Fulk went across in the boat that afternoon and set up an old smock he had found in the stable, on a stake thrust into the bank. He and Isoult stood by the sun-dial, and shot at the mark in turn. Isoult’s first arrow flew over and stuck in the grass. Fulk’s struck the stake and broke.

She turned and laughed.

“Now your head is in the air! I will shoot the smock off the stake before you will.”

He watched her bend her bow, her face intent, her eyes steady. The bow string sang. He saw the arrow strike the smock and jerk it off the stake as though a hand had snatched it away.

Her dark eyes teased him.

“That was a brave shot.”

He laughed with her and for her, his pride of love mounting.

“What a mate for a man! When we go adventuring you shall carry the bow.”
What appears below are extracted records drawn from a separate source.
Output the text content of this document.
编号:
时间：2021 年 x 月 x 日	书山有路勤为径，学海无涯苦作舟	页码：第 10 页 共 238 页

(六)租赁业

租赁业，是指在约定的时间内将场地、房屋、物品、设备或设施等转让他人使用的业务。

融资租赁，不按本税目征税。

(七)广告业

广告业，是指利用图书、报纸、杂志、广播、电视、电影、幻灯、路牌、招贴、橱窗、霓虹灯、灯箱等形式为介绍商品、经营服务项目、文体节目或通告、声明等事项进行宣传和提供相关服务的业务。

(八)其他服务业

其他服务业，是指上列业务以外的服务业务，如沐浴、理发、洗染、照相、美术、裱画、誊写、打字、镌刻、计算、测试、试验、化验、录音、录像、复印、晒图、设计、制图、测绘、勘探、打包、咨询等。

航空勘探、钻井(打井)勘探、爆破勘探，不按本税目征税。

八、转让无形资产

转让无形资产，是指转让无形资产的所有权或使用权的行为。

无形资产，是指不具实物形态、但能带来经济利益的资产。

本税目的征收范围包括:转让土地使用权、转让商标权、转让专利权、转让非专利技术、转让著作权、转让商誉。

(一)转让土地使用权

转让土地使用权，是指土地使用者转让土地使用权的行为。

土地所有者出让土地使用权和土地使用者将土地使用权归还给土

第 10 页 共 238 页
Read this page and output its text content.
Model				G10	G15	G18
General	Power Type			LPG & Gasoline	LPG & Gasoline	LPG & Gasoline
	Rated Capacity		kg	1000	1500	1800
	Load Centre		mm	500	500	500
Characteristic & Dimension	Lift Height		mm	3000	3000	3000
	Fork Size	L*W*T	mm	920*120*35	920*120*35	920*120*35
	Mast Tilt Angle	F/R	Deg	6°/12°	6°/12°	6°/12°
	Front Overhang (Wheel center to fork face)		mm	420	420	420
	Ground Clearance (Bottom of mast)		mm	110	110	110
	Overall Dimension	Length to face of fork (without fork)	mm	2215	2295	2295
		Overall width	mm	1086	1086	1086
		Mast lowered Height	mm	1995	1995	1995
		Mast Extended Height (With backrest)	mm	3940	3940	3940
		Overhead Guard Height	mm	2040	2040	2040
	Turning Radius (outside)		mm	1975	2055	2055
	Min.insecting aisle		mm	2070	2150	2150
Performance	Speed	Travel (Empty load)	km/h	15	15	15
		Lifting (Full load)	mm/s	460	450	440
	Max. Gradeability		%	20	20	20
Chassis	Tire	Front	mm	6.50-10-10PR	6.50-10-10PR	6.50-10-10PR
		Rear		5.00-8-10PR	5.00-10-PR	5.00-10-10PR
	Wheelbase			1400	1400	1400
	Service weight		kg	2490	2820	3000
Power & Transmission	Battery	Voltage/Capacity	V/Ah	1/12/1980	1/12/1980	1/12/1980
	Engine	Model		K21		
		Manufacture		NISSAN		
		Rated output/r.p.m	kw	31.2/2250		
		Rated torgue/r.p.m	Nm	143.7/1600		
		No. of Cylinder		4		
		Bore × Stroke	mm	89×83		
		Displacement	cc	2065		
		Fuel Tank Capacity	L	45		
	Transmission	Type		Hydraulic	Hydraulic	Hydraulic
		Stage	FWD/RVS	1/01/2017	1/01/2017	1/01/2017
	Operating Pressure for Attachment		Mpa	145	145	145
Towards evening they put out in the boat, Isoult with her lute, Fulk sitting in the prow and handling the pole. He let the boat drift, giving an occasional thrust with the pole, so that they moved from the willow shadows into the sunlight, and from the sunlight into the shadows. Sometimes Isoult sang, but more often they were silent, knowing that their eyes could say all that their lips could have uttered.

Neither of them saw a grey thing crawling through the long grass towards one of the thickets that touched the very edge of the mere. The crawling figure reached the tangle of hazels and hollies, wriggled through, and, rising on its knees, peered cautiously over the water.